Are you aware of the importance of productivity indicators and how they can generate advantages for the industry? Read this article and stay in the know!

Productivity indicators, also known as KPIs, are tools used to measure operational efficiency and enable the necessary adjustments. Within the industry, they are paramount to understand processes and devise optimization strategies. There are manufacturing-specific productivity indicators that you need to know up close. In this article, we will share the industry’s top KPIs. Learn the impact these numbers can have on production!

The importance of KPIs for industry process monitoring

The creation and monitoring of productivity indicators in the industry are important for several reasons:

  • provide an overview of processes and process performance;
  • reduce waste;
  • reduce cost;
  • improve team effectiveness;
  • help detect production failures;
  • support decision-making such as expansion of activities and adjustments in production volume.

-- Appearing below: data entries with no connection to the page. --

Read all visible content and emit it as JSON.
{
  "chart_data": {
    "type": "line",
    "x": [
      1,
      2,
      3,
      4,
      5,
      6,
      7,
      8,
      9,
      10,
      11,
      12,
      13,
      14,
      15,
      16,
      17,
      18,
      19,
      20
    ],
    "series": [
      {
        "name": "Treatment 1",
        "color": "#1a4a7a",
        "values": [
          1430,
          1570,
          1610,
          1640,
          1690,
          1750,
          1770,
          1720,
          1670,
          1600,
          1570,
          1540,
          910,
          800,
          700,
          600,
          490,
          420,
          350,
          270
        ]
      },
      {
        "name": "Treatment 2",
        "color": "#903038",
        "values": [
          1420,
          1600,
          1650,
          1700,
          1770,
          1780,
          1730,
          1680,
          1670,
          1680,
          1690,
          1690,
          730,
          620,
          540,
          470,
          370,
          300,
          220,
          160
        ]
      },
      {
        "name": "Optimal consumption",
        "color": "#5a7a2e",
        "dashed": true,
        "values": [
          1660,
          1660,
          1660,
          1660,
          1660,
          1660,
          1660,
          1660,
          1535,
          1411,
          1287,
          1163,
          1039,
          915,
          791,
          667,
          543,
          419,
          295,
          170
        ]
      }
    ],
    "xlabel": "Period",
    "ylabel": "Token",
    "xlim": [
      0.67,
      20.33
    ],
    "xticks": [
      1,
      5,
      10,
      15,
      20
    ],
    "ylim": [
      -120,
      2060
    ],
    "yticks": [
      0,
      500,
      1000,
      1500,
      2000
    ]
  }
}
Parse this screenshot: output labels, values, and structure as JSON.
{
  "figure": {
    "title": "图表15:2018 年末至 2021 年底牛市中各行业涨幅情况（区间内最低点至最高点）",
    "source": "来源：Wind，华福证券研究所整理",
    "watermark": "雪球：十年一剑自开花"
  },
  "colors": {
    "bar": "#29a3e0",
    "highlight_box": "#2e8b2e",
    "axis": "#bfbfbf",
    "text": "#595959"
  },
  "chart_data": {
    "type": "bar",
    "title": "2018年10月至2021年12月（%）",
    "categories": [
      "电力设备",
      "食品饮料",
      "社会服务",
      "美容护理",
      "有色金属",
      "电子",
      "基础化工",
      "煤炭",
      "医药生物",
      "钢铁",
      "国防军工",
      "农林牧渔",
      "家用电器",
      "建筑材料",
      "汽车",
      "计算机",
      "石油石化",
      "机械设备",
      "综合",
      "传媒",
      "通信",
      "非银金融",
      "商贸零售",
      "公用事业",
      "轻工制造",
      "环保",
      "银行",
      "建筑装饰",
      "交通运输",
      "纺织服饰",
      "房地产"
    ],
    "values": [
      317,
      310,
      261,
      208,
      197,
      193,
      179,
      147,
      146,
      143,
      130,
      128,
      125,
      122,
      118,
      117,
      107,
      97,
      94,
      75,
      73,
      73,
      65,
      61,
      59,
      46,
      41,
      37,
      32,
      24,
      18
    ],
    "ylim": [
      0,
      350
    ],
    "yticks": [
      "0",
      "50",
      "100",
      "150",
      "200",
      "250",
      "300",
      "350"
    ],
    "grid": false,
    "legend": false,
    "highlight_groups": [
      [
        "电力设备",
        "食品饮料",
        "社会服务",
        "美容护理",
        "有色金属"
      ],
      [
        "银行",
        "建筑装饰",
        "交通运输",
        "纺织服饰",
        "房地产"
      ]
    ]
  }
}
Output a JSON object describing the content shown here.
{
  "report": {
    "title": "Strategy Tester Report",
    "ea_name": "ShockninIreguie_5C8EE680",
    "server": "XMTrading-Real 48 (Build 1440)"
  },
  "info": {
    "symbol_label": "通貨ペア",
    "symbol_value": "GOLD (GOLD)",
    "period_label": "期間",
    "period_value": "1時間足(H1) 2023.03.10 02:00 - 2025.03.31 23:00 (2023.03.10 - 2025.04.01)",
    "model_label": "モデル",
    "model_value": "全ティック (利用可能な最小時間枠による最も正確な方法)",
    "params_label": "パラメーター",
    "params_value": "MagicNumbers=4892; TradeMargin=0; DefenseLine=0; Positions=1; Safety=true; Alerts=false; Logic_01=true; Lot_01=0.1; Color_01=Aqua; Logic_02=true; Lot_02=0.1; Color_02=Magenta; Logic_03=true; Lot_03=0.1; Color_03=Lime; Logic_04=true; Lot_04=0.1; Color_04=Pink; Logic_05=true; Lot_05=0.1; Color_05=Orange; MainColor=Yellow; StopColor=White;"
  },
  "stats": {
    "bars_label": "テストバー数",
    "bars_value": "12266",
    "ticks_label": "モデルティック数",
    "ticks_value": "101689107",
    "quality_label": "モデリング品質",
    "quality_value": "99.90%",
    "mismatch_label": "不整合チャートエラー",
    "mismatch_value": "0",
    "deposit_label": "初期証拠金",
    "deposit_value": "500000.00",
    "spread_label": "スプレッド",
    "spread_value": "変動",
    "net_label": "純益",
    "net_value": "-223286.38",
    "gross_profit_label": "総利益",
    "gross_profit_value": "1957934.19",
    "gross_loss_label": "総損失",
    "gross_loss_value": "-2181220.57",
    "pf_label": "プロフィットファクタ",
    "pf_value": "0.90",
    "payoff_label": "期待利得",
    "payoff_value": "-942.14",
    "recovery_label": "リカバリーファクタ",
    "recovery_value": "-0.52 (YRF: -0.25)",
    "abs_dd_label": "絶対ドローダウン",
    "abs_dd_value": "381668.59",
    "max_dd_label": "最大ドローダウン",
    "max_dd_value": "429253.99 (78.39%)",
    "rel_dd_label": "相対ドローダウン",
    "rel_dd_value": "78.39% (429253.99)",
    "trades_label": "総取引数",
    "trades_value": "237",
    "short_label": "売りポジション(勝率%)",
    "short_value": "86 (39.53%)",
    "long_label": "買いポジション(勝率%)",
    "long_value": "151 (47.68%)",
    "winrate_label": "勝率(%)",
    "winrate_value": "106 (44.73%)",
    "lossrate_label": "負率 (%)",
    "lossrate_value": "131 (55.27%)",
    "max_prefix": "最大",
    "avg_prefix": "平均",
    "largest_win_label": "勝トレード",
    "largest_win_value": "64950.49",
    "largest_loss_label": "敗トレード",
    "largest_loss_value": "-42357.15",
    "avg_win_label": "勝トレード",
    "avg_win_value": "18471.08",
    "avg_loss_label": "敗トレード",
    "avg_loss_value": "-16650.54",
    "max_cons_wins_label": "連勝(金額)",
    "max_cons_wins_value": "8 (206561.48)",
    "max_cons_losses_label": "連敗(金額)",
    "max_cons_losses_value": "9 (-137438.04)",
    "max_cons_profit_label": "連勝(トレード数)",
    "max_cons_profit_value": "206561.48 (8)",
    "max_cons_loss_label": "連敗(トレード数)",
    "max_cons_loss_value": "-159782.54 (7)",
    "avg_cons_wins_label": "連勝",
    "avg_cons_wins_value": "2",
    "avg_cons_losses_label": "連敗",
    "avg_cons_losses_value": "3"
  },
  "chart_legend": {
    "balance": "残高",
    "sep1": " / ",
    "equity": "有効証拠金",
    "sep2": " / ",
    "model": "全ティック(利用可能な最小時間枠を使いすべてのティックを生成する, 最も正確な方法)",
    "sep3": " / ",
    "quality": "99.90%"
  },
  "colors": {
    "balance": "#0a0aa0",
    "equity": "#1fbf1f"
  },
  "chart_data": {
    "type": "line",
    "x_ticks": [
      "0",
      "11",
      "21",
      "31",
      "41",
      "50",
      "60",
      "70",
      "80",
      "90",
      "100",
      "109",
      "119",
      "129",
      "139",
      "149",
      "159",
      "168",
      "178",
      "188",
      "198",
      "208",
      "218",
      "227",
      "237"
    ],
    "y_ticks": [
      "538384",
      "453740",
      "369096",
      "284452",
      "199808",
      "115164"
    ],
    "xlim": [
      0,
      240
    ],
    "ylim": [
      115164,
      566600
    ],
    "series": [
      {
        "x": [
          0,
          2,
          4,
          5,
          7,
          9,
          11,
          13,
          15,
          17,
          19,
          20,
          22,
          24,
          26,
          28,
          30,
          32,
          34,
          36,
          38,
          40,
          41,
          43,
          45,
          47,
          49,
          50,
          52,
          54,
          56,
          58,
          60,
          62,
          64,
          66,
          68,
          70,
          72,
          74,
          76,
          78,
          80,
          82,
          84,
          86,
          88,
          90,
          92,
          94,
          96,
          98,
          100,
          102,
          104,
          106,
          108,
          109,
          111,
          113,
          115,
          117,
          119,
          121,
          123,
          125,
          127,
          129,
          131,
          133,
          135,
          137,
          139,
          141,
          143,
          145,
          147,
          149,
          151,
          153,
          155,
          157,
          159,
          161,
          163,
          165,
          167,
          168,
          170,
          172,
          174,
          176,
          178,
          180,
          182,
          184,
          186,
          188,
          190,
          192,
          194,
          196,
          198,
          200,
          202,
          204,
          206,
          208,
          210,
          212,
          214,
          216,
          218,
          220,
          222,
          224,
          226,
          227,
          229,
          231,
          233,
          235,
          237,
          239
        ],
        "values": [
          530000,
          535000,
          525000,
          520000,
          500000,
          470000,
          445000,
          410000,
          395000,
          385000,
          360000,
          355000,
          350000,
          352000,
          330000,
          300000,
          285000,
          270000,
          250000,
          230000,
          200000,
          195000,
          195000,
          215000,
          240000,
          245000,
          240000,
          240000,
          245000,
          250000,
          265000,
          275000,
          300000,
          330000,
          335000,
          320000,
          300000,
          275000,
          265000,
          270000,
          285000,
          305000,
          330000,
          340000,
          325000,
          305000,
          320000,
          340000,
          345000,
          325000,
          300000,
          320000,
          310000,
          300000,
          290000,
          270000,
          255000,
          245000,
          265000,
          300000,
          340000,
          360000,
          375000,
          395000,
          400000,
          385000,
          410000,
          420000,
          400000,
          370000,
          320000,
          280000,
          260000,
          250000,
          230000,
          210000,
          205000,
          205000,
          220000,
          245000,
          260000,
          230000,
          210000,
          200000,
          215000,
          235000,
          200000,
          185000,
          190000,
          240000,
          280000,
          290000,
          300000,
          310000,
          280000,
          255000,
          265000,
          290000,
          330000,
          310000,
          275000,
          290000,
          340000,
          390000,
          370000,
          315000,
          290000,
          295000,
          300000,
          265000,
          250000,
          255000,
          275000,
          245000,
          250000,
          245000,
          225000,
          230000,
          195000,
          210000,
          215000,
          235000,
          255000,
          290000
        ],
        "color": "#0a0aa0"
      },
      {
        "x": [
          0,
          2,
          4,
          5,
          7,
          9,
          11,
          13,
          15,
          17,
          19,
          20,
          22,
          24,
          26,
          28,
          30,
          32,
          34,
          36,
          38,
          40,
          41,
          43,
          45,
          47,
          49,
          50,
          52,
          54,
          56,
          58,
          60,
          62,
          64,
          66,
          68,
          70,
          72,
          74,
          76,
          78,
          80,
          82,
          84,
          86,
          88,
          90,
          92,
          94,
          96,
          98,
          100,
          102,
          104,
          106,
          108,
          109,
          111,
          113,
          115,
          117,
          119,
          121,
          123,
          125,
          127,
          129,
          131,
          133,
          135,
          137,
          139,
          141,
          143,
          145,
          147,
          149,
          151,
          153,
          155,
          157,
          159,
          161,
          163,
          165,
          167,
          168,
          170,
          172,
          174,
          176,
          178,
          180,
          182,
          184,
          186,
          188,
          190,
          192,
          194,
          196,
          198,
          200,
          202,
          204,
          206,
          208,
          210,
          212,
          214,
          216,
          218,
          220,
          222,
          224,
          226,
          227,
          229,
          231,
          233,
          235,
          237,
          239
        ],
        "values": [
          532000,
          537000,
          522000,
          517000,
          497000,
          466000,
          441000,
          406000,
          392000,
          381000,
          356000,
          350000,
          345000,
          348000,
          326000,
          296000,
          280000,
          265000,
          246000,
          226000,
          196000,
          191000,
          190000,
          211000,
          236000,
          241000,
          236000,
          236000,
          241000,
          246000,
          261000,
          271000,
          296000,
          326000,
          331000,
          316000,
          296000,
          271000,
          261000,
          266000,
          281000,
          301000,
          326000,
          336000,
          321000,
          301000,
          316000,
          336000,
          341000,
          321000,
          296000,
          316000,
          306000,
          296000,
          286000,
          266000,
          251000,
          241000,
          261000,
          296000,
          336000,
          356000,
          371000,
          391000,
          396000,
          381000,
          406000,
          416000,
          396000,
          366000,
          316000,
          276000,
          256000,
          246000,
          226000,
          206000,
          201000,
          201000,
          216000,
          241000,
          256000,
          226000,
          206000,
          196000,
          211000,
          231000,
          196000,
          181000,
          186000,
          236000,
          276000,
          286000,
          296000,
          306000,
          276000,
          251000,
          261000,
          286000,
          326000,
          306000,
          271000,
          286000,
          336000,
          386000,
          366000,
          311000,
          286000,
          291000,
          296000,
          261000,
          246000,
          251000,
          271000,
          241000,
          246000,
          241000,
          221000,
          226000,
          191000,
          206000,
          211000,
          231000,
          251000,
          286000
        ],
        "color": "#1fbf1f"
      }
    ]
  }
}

Leading industry productivity indicators

Number of manufactured products

This indicator is very useful to assess the production volume of specific sectors, shifts and teams. It enables the company to calculate production in a given period of time.

Man-hour Productivity

This metric focuses individually on each employee. It involves not only the operational sector, but also the administrative area. The idea is to measure the volume of products made or tasks performed in a defined period of time (usually one hour, but it can also be per shift).).

Hours worked and production

In this case, the indicator will reveal the number of hours needed to perform certain activities. When production takes too long, it is possible to review some processes to speed up completion, without losing quality or generating waste.

Average Time To Repair (ATTR)

Time between failure event and repair completion. It enables managers to learn the response time of maintenance teams.

Downtime

The indicator will reveal how long an equipment or an employee was not working during the shift. A high figure is usually due to many failures, which directly interferes with the results of operations.

Mean Time Between Failures (MTBF)

How often has an equipment been failing? This interval can indicate, for example, that a machine is at the end of its life cycle and that its replacement would be more cost-efficient.

Installed Capacity Utilization Rate

Leaving part of your productivity capacity idle is also a form of waste. For example, if you can produce 100 thousand but is only producing 65 thousand, you have a 45% loss. That is what the installed capacity utilization rate is useful for.

Total cost of production

The sum of all costs involved in the production process, such as labor, inputs, equipment, supplies, etc. So, it is an important item for the pricing of services and products.

Inventory Turnover

It reveals how long products remain in stock, enabling the review of product entries and exits.

Contribution margin and profit percentage

After the sale, all direct and indirect costs of production are subtracted to determine the profit for each product. This enables businesses to identify their most cost-effective products. Paying attention to productivity indicators is essential to ensure the sustainable growth of your business. How ever, in industry, data is fundamental and key to guide decisions that optimize production.